All the company members danced with great verve and style: Marc Petrocci was particularly noteworthy in “It Hasn’t Happened Yet.”
The third ballet of the evening, “Second Before the Ground,” by Trey McIntyre to music by the Kronos Quartet, lies somewhere between the two prior pieces. Costuming is again austere, the men wearing khaki work pants held up by suspenders over bare chests; the women simple short dresses also in tan, only touched by a bit of roseate hue on the featured females. Some lighting effects are used, but sparingly. The first movement opens with a lone man showing off a hornpipe-like jig to the sound of a country fiddle over a very Caribbean percussion, which gives a combined impression rather like a WPA-era folk ballet as performed in Jamaica.
As other dancers join, the “passionate’ portion of this ballet kicks in, as a first couple (Petrocci and Luz San Miguel) focus in on each other in a very traditional sort of “sweet/cute” courtship dance. In the second pas de deux Andrey Kasatsky portrayed a shaggy-haired broad-shouldered lunk who attempts a “me man, you woman” seduction as performed by Jethro Bodine. The “lucky” woman (Jennifer Miller) turns the tables and ends the piece riding off stage on his back.
The third couple (Tatiana Jouravel and David Hovhannisyan) is literally brought together by others, turning an initially purely sexual attraction into a real though physical relationship.
The final movement is an exuberant dance by the company over the sound of a possibly African chant, which ends with the couples paired off, and the lone dancer ending the piece in the same place and posture he began—just as the four men that begin and end “Agon” do.
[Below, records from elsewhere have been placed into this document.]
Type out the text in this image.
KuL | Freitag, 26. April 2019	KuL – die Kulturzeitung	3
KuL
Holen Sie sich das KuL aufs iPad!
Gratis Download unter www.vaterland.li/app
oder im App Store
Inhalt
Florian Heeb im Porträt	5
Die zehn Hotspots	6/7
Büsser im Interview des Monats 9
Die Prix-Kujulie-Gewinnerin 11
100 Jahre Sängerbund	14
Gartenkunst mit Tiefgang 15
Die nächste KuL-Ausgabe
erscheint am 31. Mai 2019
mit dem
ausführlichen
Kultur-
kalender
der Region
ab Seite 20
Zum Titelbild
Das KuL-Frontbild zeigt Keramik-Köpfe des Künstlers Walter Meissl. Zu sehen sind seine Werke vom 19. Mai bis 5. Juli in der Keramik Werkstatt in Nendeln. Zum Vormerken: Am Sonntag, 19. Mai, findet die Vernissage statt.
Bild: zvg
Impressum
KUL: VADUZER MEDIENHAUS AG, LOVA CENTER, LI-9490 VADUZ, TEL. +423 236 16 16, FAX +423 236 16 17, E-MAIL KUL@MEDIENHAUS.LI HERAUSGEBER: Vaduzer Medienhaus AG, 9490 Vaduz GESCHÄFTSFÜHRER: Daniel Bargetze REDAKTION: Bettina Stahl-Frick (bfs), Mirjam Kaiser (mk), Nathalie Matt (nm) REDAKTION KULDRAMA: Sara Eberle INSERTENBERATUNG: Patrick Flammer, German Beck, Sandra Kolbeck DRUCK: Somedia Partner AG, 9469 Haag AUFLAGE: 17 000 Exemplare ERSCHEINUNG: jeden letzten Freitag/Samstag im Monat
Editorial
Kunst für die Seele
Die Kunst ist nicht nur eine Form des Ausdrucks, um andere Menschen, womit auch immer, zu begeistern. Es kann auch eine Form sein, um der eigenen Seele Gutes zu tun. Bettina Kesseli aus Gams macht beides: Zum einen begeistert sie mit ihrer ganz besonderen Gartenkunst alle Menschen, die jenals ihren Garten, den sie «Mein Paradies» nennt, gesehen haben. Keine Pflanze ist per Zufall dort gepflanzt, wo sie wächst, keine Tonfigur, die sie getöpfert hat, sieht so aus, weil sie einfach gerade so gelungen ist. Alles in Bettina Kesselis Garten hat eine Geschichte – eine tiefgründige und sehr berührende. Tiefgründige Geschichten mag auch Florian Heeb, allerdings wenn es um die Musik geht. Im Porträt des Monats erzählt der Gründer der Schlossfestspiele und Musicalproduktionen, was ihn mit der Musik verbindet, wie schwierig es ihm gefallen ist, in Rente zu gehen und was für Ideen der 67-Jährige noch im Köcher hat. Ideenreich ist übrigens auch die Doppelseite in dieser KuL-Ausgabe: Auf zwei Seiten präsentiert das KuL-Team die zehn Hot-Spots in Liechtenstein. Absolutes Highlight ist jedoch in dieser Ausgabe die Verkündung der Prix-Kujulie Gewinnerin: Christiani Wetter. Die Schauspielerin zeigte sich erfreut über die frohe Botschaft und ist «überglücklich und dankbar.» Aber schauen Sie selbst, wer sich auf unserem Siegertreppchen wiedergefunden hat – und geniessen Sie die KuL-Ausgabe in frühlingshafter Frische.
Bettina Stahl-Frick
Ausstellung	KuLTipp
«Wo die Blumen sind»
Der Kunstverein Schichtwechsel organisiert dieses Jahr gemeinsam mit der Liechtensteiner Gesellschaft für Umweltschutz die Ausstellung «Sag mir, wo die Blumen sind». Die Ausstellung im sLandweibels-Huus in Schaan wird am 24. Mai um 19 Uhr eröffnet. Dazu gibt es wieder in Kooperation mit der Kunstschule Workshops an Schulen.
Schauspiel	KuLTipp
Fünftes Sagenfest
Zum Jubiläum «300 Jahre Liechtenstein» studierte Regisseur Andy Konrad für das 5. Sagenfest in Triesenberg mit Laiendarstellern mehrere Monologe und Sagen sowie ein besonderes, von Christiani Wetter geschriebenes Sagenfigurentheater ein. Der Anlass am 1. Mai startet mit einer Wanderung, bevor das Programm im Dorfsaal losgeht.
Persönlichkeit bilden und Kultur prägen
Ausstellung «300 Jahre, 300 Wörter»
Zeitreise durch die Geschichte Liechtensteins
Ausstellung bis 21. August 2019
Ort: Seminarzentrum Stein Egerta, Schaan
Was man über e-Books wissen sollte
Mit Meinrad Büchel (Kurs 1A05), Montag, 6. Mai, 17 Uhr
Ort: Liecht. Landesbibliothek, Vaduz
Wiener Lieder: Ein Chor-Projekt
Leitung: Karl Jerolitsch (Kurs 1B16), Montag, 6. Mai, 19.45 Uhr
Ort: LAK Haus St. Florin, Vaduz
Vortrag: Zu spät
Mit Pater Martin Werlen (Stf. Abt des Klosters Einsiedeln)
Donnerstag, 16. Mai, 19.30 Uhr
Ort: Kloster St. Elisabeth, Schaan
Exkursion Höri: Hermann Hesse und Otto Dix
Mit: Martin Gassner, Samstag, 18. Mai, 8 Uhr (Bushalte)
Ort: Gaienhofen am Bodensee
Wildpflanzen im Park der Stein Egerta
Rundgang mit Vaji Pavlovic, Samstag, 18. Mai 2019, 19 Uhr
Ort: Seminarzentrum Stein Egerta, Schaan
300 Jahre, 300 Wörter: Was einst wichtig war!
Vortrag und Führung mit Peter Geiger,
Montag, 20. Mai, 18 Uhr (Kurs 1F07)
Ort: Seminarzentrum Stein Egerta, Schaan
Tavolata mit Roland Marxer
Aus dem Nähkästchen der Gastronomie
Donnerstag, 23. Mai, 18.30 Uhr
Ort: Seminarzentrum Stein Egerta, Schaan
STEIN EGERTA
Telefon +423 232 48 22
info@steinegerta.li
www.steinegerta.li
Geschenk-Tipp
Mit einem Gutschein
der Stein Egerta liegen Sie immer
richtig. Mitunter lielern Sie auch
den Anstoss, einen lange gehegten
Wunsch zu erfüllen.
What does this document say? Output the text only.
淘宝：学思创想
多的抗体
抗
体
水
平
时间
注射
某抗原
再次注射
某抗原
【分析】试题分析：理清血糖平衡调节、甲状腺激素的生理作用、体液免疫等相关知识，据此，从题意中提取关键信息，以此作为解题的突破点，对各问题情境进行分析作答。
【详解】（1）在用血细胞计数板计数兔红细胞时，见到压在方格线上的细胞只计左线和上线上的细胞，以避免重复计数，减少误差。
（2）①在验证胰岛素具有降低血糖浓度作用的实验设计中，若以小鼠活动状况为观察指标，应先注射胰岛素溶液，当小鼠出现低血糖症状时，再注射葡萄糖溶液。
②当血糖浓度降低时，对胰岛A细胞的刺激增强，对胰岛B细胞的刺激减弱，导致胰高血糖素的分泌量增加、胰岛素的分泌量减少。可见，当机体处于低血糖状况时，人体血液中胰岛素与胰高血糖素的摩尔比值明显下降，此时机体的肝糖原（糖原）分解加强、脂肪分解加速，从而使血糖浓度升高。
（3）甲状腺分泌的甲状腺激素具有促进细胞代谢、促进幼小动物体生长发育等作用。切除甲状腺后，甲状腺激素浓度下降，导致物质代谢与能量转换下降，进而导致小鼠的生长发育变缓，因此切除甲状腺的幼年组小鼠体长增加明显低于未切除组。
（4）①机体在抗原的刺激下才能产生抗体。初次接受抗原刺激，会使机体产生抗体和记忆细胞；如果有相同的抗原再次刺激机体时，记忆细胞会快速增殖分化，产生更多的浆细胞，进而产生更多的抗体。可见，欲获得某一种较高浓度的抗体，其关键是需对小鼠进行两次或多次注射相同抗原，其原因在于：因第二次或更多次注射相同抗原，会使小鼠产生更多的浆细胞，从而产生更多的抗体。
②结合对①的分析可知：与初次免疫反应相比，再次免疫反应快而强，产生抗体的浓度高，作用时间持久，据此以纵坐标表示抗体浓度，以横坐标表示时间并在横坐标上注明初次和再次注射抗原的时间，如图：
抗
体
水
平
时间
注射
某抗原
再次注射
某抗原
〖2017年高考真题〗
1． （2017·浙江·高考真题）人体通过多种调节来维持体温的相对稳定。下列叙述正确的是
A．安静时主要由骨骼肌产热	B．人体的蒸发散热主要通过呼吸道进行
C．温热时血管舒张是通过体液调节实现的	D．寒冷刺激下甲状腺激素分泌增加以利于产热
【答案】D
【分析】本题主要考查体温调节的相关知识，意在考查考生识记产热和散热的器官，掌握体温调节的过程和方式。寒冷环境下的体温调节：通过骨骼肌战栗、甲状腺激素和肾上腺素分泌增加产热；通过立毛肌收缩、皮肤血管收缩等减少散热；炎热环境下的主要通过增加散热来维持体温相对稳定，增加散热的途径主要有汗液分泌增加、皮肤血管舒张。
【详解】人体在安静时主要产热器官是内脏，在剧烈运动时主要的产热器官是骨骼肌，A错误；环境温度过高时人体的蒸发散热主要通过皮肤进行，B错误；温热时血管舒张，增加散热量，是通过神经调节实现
McIntyre’s ballet does not have the rigidity of “Agon”, but the choreographer does insist on some unnecessary repetition of classical moves that water down the freedom of what is otherwise almost a “folk” ballet.
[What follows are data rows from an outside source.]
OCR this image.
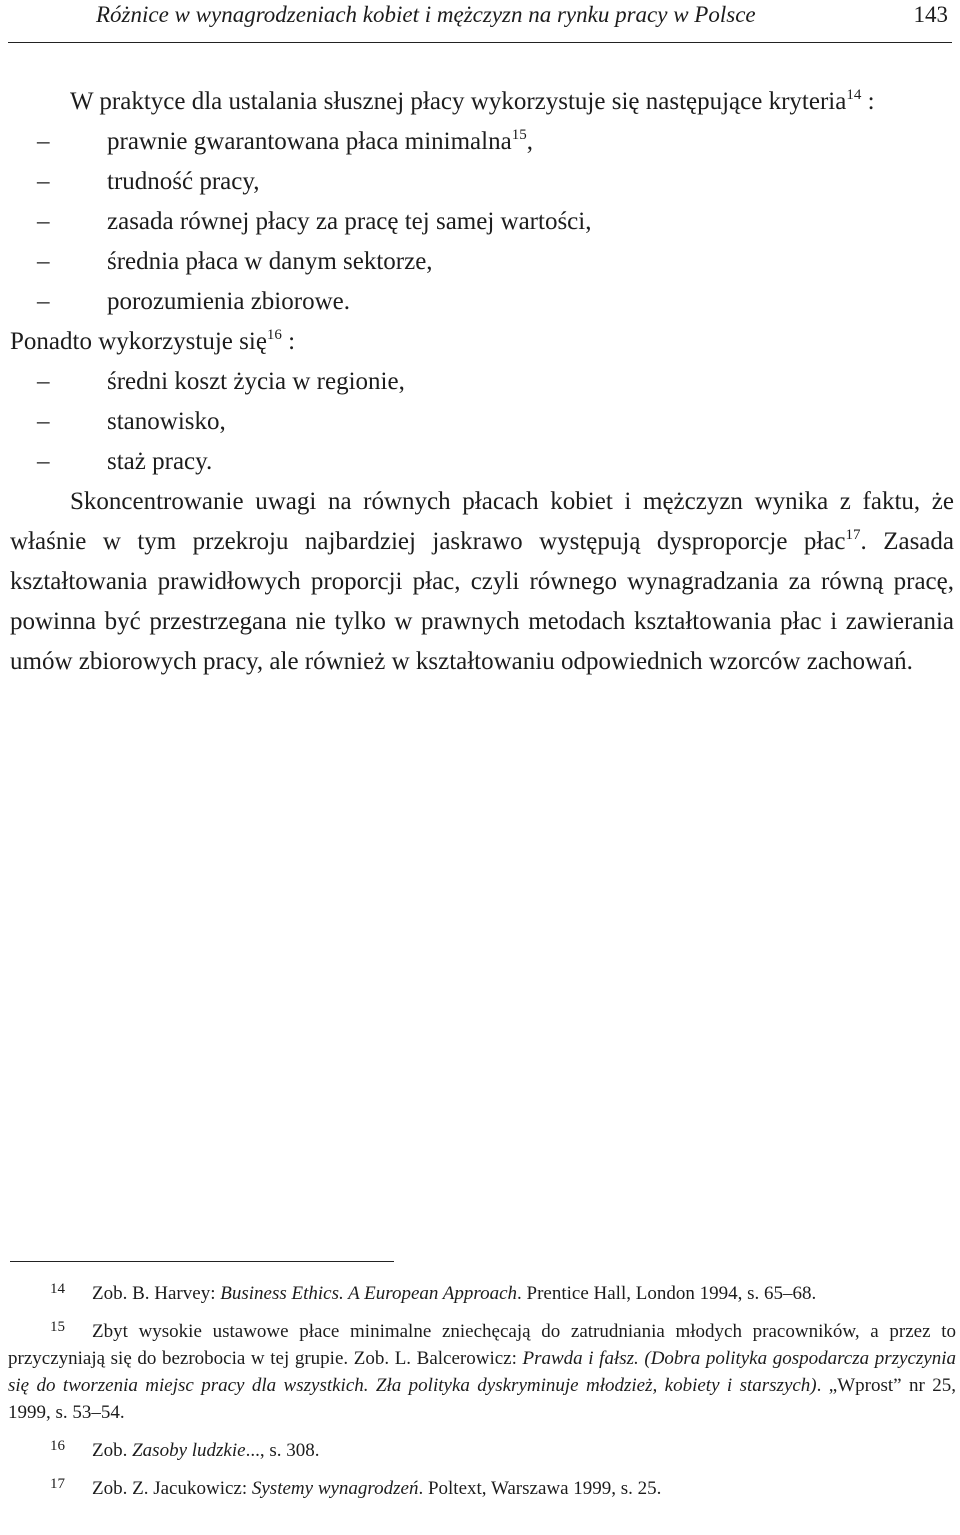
Różnice w wynagrodzeniach kobiet i mężczyzn na rynku pracy w Polsce	143

W praktyce dla ustalania słusznej płacy wykorzystuje się następujące kryteria$^{14}$ :

– prawnie gwarantowana płaca minimalna$^{15}$,
– trudność pracy,
– zasada równej płacy za pracę tej samej wartości,
– średnia płaca w danym sektorze,
– porozumienia zbiorowe.

Ponadto wykorzystuje się$^{16}$ :

– średni koszt życia w regionie,
– stanowisko,
– staż pracy.

Skoncentrowanie uwagi na równych płacach kobiet i mężczyzn wynika z faktu, że właśnie w tym przekroju najbardziej jaskrawo występują dysproporcje płac$^{17}$. Zasada kształtowania prawidłowych proporcji płac, czyli równego wynagradzania za równą pracę, powinna być przestrzegana nie tylko w prawnych metodach kształtowania płac i zawierania umów zbiorowych pracy, ale również w kształtowaniu odpowiednich wzorców zachowań.

14 Zob. B. Harvey: Business Ethics. A European Approach. Prentice Hall, London 1994, s. 65–68.

15 Zbyt wysokie ustawowe płace minimalne zniechęcają do zatrudniania młodych pracowników, a przez to przyczyniają się do bezrobocia w tej grupie. Zob. L. Balcerowicz: Prawda i fałsz. (Dobra polityka gospodarcza przyczynia się do tworzenia miejsc pracy dla wszystkich. Zła polityka dyskryminuje młodzież, kobiety i starszych). „Wprost” nr 25, 1999, s. 53–54.

16 Zob. Zasoby ludzkie..., s. 308.

17 Zob. Z. Jacukowicz: Systemy wynagrodzeń. Poltext, Warszawa 1999, s. 25.
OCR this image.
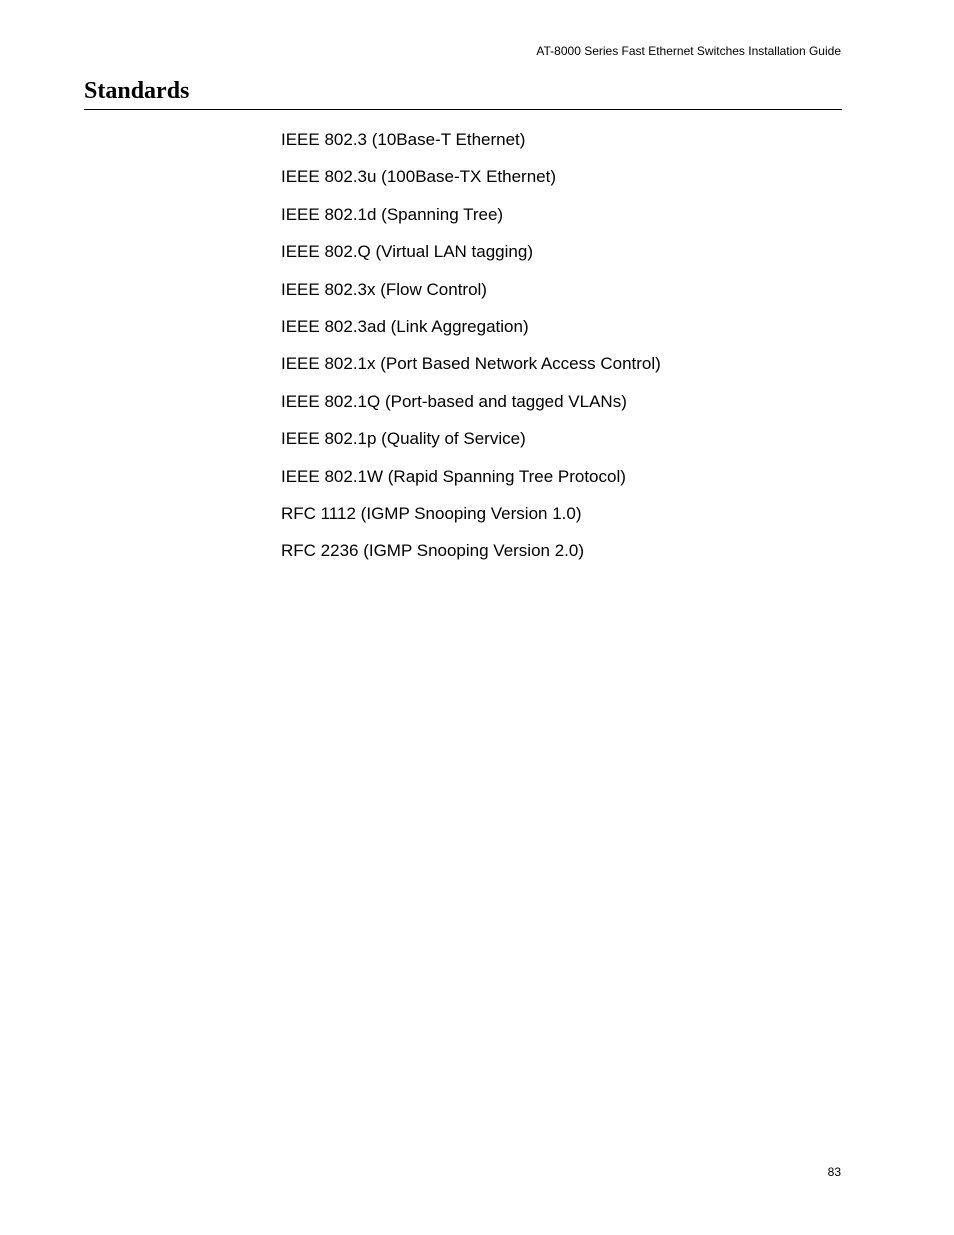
AT-8000 Series Fast Ethernet Switches Installation Guide
Standards
IEEE 802.3 (10Base-T Ethernet)
IEEE 802.3u (100Base-TX Ethernet)
IEEE 802.1d (Spanning Tree)
IEEE 802.Q (Virtual LAN tagging)
IEEE 802.3x (Flow Control)
IEEE 802.3ad (Link Aggregation)
IEEE 802.1x (Port Based Network Access Control)
IEEE 802.1Q (Port-based and tagged VLANs)
IEEE 802.1p (Quality of Service)
IEEE 802.1W (Rapid Spanning Tree Protocol)
RFC 1112 (IGMP Snooping Version 1.0)
RFC 2236 (IGMP Snooping Version 2.0)
83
Having been loosened up by the Sappington piece, the audience received the simple warmth and occasional humor of “Second Before the Ground” very readily, and ended the evening by giving the cast a standing ovation, something we have not seen at a Ballet since the premiere of “Scheherazade”. Although I would have been more inclined to give the ovation for “Common People,” we both agreed that the Ballet had more than earned that accolade over the course of the evening.